World models like Oasis 3 are increasingly seen as a missing piece between today’s pattern‑matching LLMs and systems that can reason about and act in the physical world. Decart is positioning Oasis 3 as a programmable, photorealistic driving simulator that developers can call over an API, effectively turning high‑fidelity synthetic data into an on‑demand service. Combined with its highly optimized DOS stack, the company claims it can generate these environments cheaply enough to be used at scale, not just in research labs.([techcrunch.com](https://techcrunch.com/2026/06/10/decarts-new-world-model-can-simulate-hours-of-photorealistic-driving-with-some-caveats/))
From an AGI race lens, this matters because robust world models are one plausible path to general cognition. If you can train agents across billions of varied, physically‑plausible scenarios, you start to approximate the kind of rich experience base humans accumulate in the real world—but safely and at machine speed. Oasis 3 isn’t there yet; TechCrunch notes visible degradation over time and physics inconsistencies like cars passing through each other. But it’s a concrete step toward interactive, persistent environments where agents can explore, plan, and learn complex behaviours.

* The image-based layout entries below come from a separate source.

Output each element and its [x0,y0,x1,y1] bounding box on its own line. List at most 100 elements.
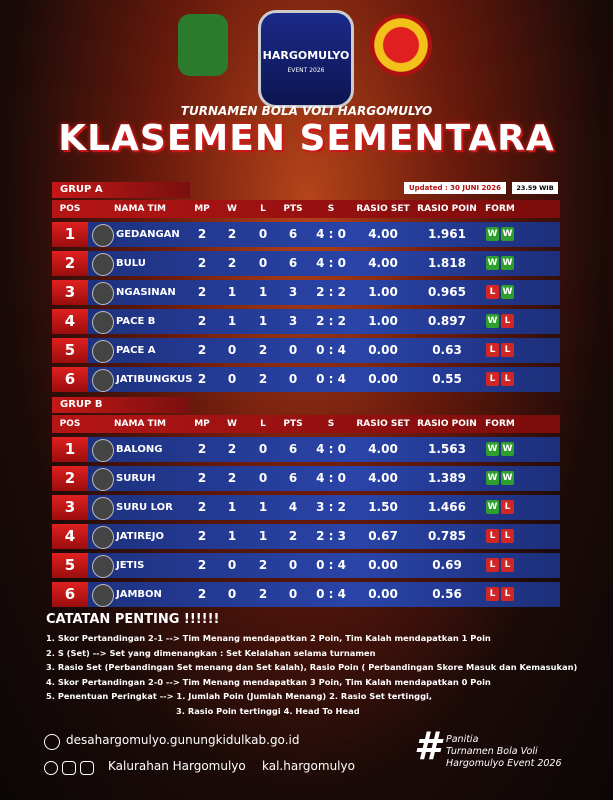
stat: 0 [227,343,237,357]
stat: 6 [288,256,298,270]
stat: 0 [258,442,268,456]
team-row: 2 BULU 2 2 0 6 4 : 0 4.00 1.818 W W [52,251,560,276]
form-result: W [501,227,514,241]
form-result: L [501,558,514,572]
stat: 0.00 [368,372,398,386]
position: 6 [52,367,88,392]
position: 2 [52,251,88,276]
regency-logo [178,14,228,76]
team-name: PACE A [116,345,156,356]
form-result: L [486,372,499,386]
stat: 1 [227,285,237,299]
team-logo [92,584,114,607]
column-label: NAMA TIM [114,419,166,429]
stat: 0 [288,587,298,601]
hashtag: # [414,724,441,768]
stat: 4.00 [368,471,398,485]
position: 4 [52,309,88,334]
subtitle: TURNAMEN BOLA VOLI HARGOMULYO [180,104,433,118]
column-label: L [260,419,266,429]
tiktok: kal.hargomulyo [262,759,355,773]
social-icons [44,760,104,775]
team-logo [92,526,114,549]
stat: 2 : 2 [316,285,346,299]
team-logo [92,282,114,305]
stat: 1 [258,500,268,514]
form-result: L [501,529,514,543]
column-label: RASIO POIN [417,204,477,214]
team-logo [92,369,114,392]
stat: 2 [258,587,268,601]
stat: 1.00 [368,285,398,299]
stat: 0 [258,227,268,241]
form-result: L [501,372,514,386]
stat: 0.56 [432,587,462,601]
website: desahargomulyo.gunungkidulkab.go.id [66,733,300,747]
team-logo [92,439,114,462]
column-label: S [327,204,335,214]
stat: 2 [258,558,268,572]
position: 5 [52,338,88,363]
note-item: 2. S (Set) --> Set yang dimenangkan : Se… [46,647,376,658]
stat: 0.00 [368,343,398,357]
stat: 0.965 [428,285,466,299]
team-row: 3 NGASINAN 2 1 1 3 2 : 2 1.00 0.965 L W [52,280,560,305]
stat: 4.00 [368,442,398,456]
village-logo [370,14,432,76]
stat: 1 [227,314,237,328]
stat: 1.818 [428,256,466,270]
note-item: 4. Skor Pertandingan 2-0 --> Tim Menang … [46,676,491,687]
team-row: 4 PACE B 2 1 1 3 2 : 2 1.00 0.897 W L [52,309,560,334]
logo-year: EVENT 2026 [287,67,325,74]
form-result: W [486,442,499,456]
position: 4 [52,524,88,549]
stat: 4 : 0 [316,227,346,241]
form-result: W [486,227,499,241]
stat: 2 [197,558,207,572]
notes-title: CATATAN PENTING !!!!!! [46,612,220,627]
social: Kalurahan Hargomulyo [108,759,246,773]
committee-line: Panitia [446,734,479,745]
stat: 0.63 [432,343,462,357]
form-result: L [486,558,499,572]
form-result: L [486,285,499,299]
position: 5 [52,553,88,578]
form-result: L [501,343,514,357]
stat: 0.55 [432,372,462,386]
form-result: W [501,442,514,456]
form-result: W [486,500,499,514]
globe-icon [44,734,60,750]
form-result: W [486,471,499,485]
committee-line: Hargomulyo Event 2026 [446,758,562,769]
stat: 2 [258,343,268,357]
stat: 2 [258,372,268,386]
form-result: L [501,500,514,514]
form-result: L [486,529,499,543]
stat: 0 [258,256,268,270]
form-result: W [486,256,499,270]
team-name: PACE B [116,316,156,327]
team-row: 4 JATIREJO 2 1 1 2 2 : 3 0.67 0.785 L L [52,524,560,549]
stat: 1.961 [428,227,466,241]
team-name: GEDANGAN [116,229,180,240]
stat: 4 : 0 [316,471,346,485]
stat: 4.00 [368,227,398,241]
team-row: 3 SURU LOR 2 1 1 4 3 : 2 1.50 1.466 W L [52,495,560,520]
form-result: L [486,587,499,601]
stat: 2 [227,256,237,270]
stat: 4.00 [368,256,398,270]
note-item: 3. Rasio Poin tertinggi 4. Head To Head [176,705,360,716]
position: 1 [52,222,88,247]
stat: 2 [197,587,207,601]
form-result: W [501,471,514,485]
form-result: L [501,314,514,328]
stat: 6 [288,442,298,456]
stat: 0 : 4 [316,372,346,386]
team-name: SURU LOR [116,502,173,513]
form-result: L [486,343,499,357]
stat: 0.67 [368,529,398,543]
team-logo [92,497,114,520]
stat: 6 [288,471,298,485]
column-label: W [227,419,237,429]
stat: 0.00 [368,587,398,601]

Strategically, Decart is also trying to own the developer ecosystem for world models, mirroring how OpenAI built an API‑centric platform for text models. If it succeeds, other world‑model efforts at Google, NVIDIA, and startups like Luma or Runway will feel pressure to match both fidelity and cost. That competition is likely to accelerate progress on physically grounded models—one of the key ingredients for embodied and agentic systems that start to look a lot more like proto‑AGI than today’s chatbots.